Christine Norris is the author of several works for children and adults, including the Library of Athena series and the Zandria duology. When she’s not out saving the world one story at a time, she is disguised as a mild mannered substitute teacher, mother, and wife. She cares for her family of one husband-creature, a son-animal, and two felines who function as Guardian of the Bathtub and Official Lap Warmer, respectively. She has also done several English adaptations of novels translated from other languages. She reached a new level of insanity by attending Southen Connecticut State University Graduate School’s Information and Library Science program, so that someday she, too, can be a real Librarian. She currently resides somewhere in southern New Jersey.
Her current book is a YA/Fantasy titled The Mirror of Yu-Huang.
Visit Christine on the web at www.christine-norris.com. Connect with her at Twitter at www.twitter.com/ cnorrisauthor and Facebook at http://www.facebook.com/pages/Christine-Norris/131776641000.
Find Christine at her tour page at Pump Up Your Book!
Q: Do you write on a computer or with pen/pencil and paper?
A: I used to use a paper and pen, back when I first started writing my first book, 10 years ago. I would transcribe my handwritten manuscript into our family desktop. Now I have my own laptop, and a Netbook so I can write pretty much anywhere.
Q: Do you work from an outline?
A: Sort of. I use a 9 block plot chart to help me get all the major events down, and then I go from there. I look at it kind of like a road map; I can see the cities, but not what lies along the road between. It works very well for me, keeps me from veering off track.
Q: Worst rejection you’ve ever received?
A: A form rejection on a half-sheet of paper that wasn’t even cut straight, made out to ‘Dear Author’. LOL. I can’t even remember the name of the agent who sent it, but I’m sure I have it around here somewhere; I save them all.
Q: Nicest rejection you’ve ever received?
A: That was just recently, actually. This sweetheart agent, who I really wanted to sign with, sent me a lengthy rejection on a full manuscript, detailing exactly what she liked and didn’t about the story. I used her notes to help me with rewrites. She didn’t have to go to all the trouble, and it really meant a lot to me that she did. I kept that one, for sure.
Q: What’s next for you?
A: I’ve finished a Historical Fantasy/Fairy-Tale retelling-with-bits-of-steampunk story that I’m shopping around now. And I’m working on the next Library of Athena book, which I hope to finish over the summer, and I have another Steampunk Fairy Tale in mind that I want to start working on soon. Somewhere in there I’ll sleep. Maybe.
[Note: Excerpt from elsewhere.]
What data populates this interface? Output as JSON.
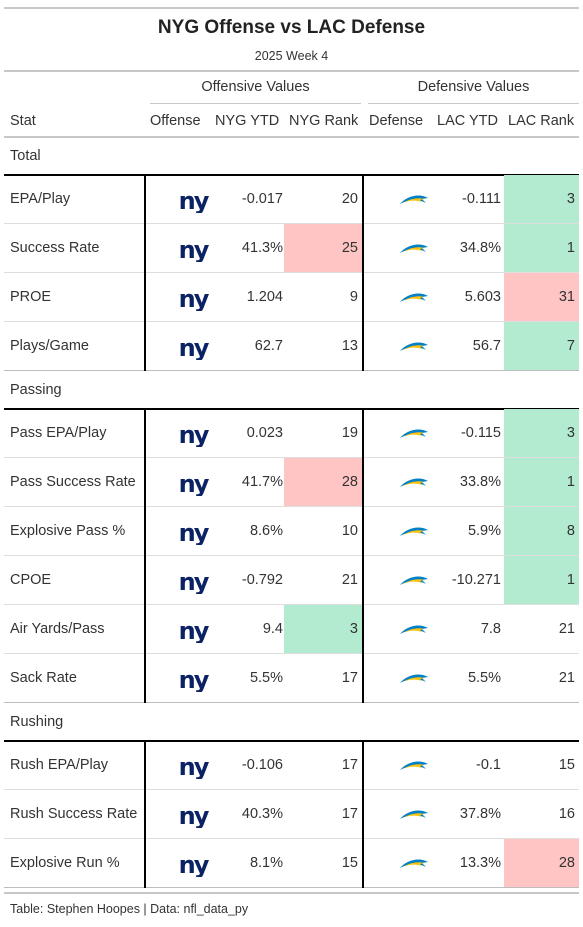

Q: Where do you write from?
A: Anywhere and everywhere. I have the Netbook that I use when I’m on the road, so to speak, and it’s handy. I’ve written in McDonalds, when my son was small, and coffee shops and sometimes I’ll go outside to my backyard gazebo and write. It’s nice.
Q: Do you have a writer’s studio? Describe it for us and what is the view you see from the window?
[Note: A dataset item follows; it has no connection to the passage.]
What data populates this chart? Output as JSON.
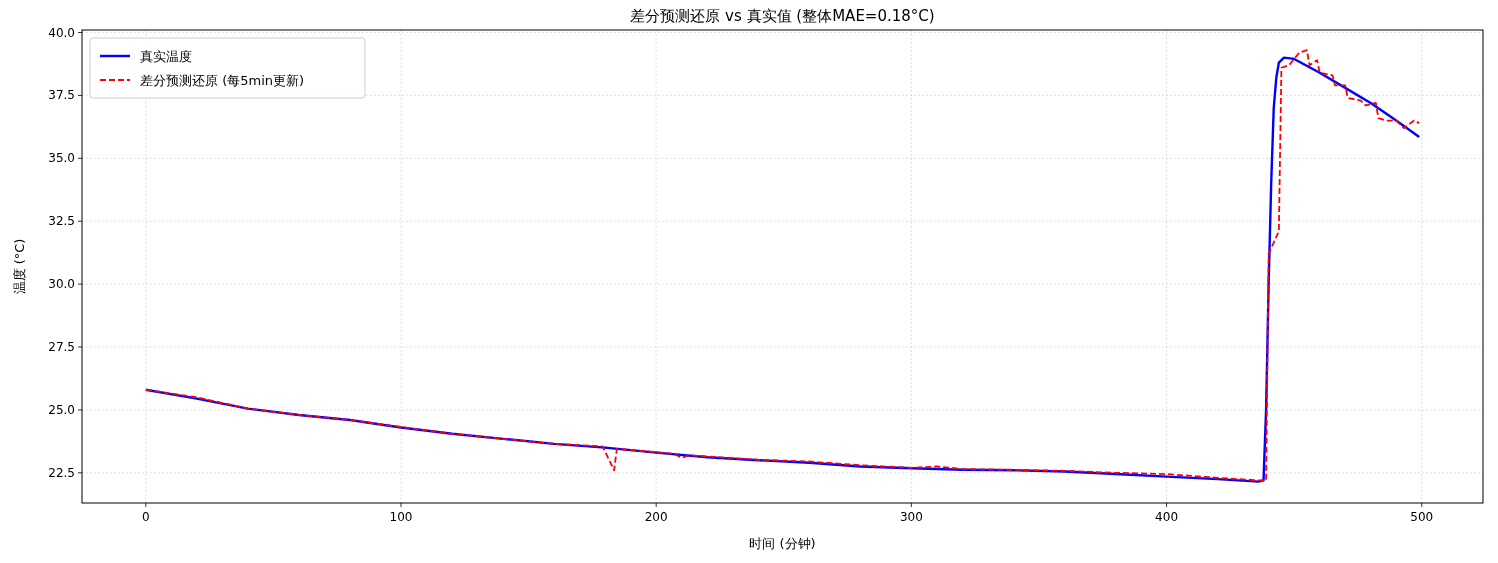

A: It’s funny you ask that question, because I just finished moving from the space I had in the sunroom downstairs up to the attic. There’s a great dormer space that is perfect for writing. It’s going to take some work, but I’m going to gradually move stuff around so that I can use the whole attic, put up a comfy chair to read in and a table for tea and stuff. From the window near my writing table I see my neighbor’s house and the driveway, and trees and sky. I’m up high and I really like it. My old space was nice too, because there was a tree against the window and a pair of cardinals always nests in it.
About The Mirror of Yu-Huang
Confucius never said anything about this.
Megan Montgomery, spending her second Christmas in England, was expecting peace and quiet over the holidays. Unfortunately, that’s not going to happen.
First, the headmistress of St. Agatha’s College for Girls, Megan’s school, her school has strong-armed her father into hosting a huge New Year’s ball at their home. Next, she winds up playing hostess to a Chinese ambassador, his family, and his staff. While the guests seem very pleasant, Megan is still uncomfortable. She’s been unlucky with houseguests in the past—like one of the guests died kind of unlucky. Of course, he also tried to steal one of the precious magical artifacts that are hidden in the Library of Athena, a cavernous room hidden beneath her home, so it wasn’t totally her fault. Now hundreds of people will be crawling all over the manor.
Megan tries to relax and enjoy the holidays despite her home being turned into Grand Central, but her worst fears are realized when Megan receives a mysterious Christmas gift, one that links her to the Library of Athena. Now she’s on her guard, hoping to identify the culprit and learn just how much he or she knows about the Library, before someone gets hurt, or worse, she winds up inside another enchanted book.